Fig. 6. DPO-dependent and independent QS pathways in V. cholerae.

Left (grey): The two previously characterized canonical QS pathways in V. cholerae. CAI-1 and AI-2 are detected by the CqsS and LuxPQ receptors, respectively. At low cell density, CqsS and LuxPQ function as kinases to phosphorylate LuxU. LuxU~P shuttles the phosphate to LuxO, and LuxO~P activates transcription of genes encoding the Qrr1–4 sRNAs. The Qrr sRNAs post-transcriptionally repress hapR and activate aphA promoting virulence gene expression and biofilm formation. At high cell density, binding of the CAI-1 and AI-2 autoinducers to CqsS and LuxPQ, respectively, converts them from kinases to phosphatases, reversing the phosphorylation cascade. Consequently, production of Qrr1–4 ceases. Under this condition, aphA translation is not activated and hapR translation is de-repressed. HapR represses genes required for virulence. HapR also represses biofilm formation via negative regulation of vpsT. Right (green): The DPO-dependent QS pathway in V. cholerae.

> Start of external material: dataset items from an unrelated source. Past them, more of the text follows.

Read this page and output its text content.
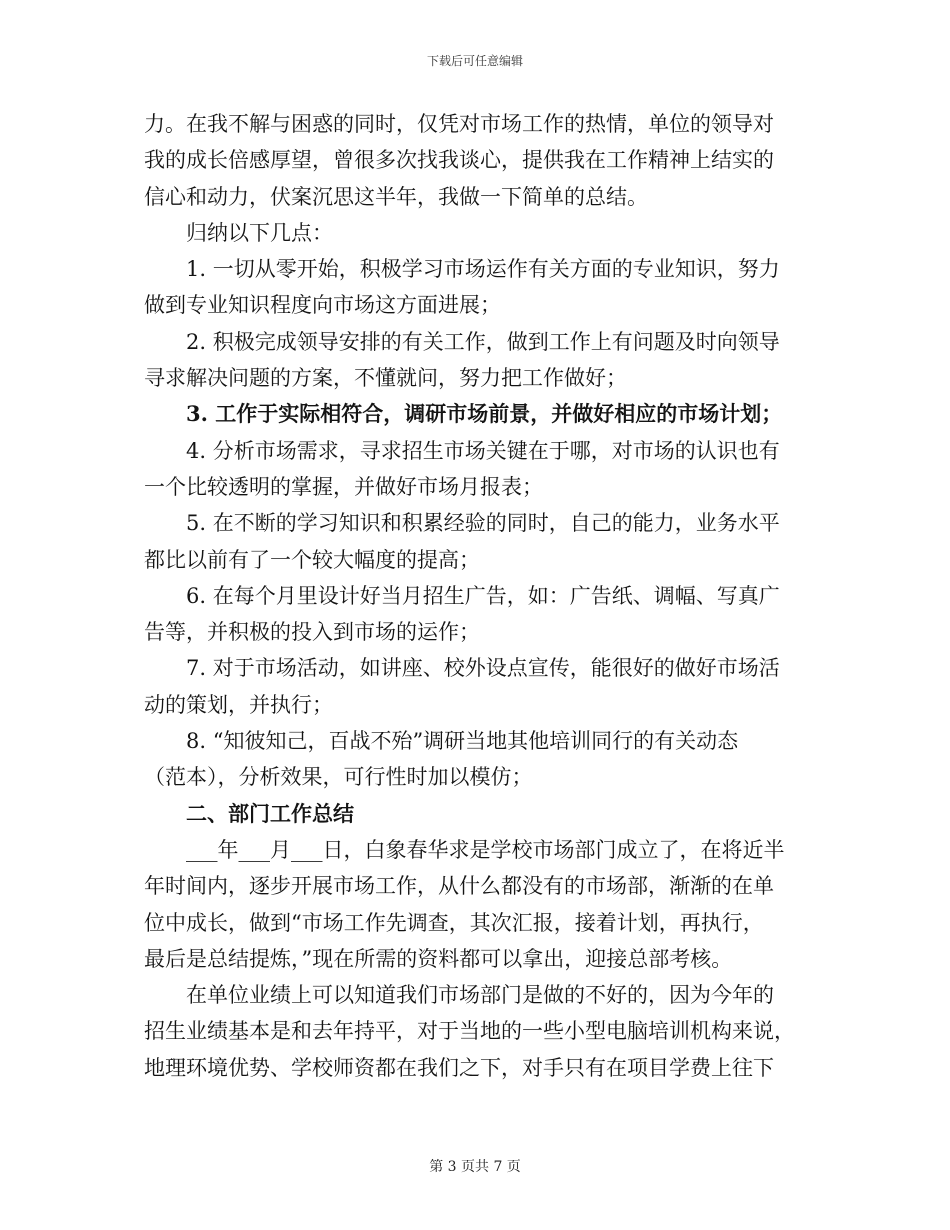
下载后可任意编辑

力。在我不解与困惑的同时，仅凭对市场工作的热情，单位的领导对

我的成长倍感厚望，曾很多次找我谈心，提供我在工作精神上结实的

信心和动力，伏案沉思这半年，我做一下简单的总结。

归纳以下几点：

1. 一切从零开始，积极学习市场运作有关方面的专业知识，努力

做到专业知识程度向市场这方面进展；

2. 积极完成领导安排的有关工作，做到工作上有问题及时向领导

寻求解决问题的方案，不懂就问，努力把工作做好；

3. 工作于实际相符合，调研市场前景，并做好相应的市场计划；

4. 分析市场需求，寻求招生市场关键在于哪，对市场的认识也有

一个比较透明的掌握，并做好市场月报表；

5. 在不断的学习知识和积累经验的同时，自己的能力，业务水平

都比以前有了一个较大幅度的提高；

6. 在每个月里设计好当月招生广告，如：广告纸、调幅、写真广

告等，并积极的投入到市场的运作；

7. 对于市场活动，如讲座、校外设点宣传，能很好的做好市场活

动的策划，并执行；

8. “知彼知己，百战不殆”调研当地其他培训同行的有关动态

（范本），分析效果，可行性时加以模仿；

二、部门工作总结

___年___月___日，白象春华求是学校市场部门成立了，在将近半

年时间内，逐步开展市场工作，从什么都没有的市场部，渐渐的在单

位中成长，做到“市场工作先调查，其次汇报，接着计划，再执行，

最后是总结提炼，”现在所需的资料都可以拿出，迎接总部考核。

在单位业绩上可以知道我们市场部门是做的不好的，因为今年的

招生业绩基本是和去年持平，对于当地的一些小型电脑培训机构来说，

地理环境优势、学校师资都在我们之下，对手只有在项目学费上往下

第 3 页共 7 页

DPO is produced from threonine catabolism, and DPO production requires the Tdh (threonine dehydrogenase) enzyme. We propose that the product, aminoacetone, is condensed with alanine to form DPO. Additional enzymes may be involved but they are not yet identified. DPO or a DPO precursor is released into the environment. Extracellular DPO, acting as an autoinducer, and possibly intracellularly produced DPO, binds to the VqmA receptor, which activates it. The VqmA-DPO complex activates transcription of the vqmR gene encoding the VqmR sRNA. VqmR inhibits biofilm formation by repressing translation of vpsT.